May 1st, 2021 

By Asra Haque, Hamid Riaz & Hassan Raza 


LAHORE, CHUNGI AMAR SADHU 

Domestic worker Fauzia cooks, cleans and mends clothes in several houses just to pay her monthly rent of five thousand Rupees (Rs5,000) and her electricity and water bills. Her husband is a daily wage laborer and his income is sporadic, meaning Fauzia has to shoulder nearly all of her household’s expenditures. She cannot afford to send her children to school and is forced to make the eldest among them work, to bring in whatever money they can make to alleviate some of the burden.

Nabila is a home-based worker who embroiders dupattas for a living.

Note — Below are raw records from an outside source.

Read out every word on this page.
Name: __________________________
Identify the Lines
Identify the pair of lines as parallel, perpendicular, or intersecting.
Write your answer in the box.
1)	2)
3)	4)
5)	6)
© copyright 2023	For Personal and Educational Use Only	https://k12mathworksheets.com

Her eldest daughter was pulled out from school in fifth grade to help her mother and other women with their daily work. Nabila says she normally makes between two hundred to two fifty Rupees (Rs200 to Rs250) on regular days, and up to three hundred Rupees (Rs300) on good days. Her husband remains ill most of the time, leaving much of the breadwinning to her. Amidst tending to her sick husband, raising her children and earning the lion’s share of the household income, she has no life outside the four walls of her rudimentary brick home.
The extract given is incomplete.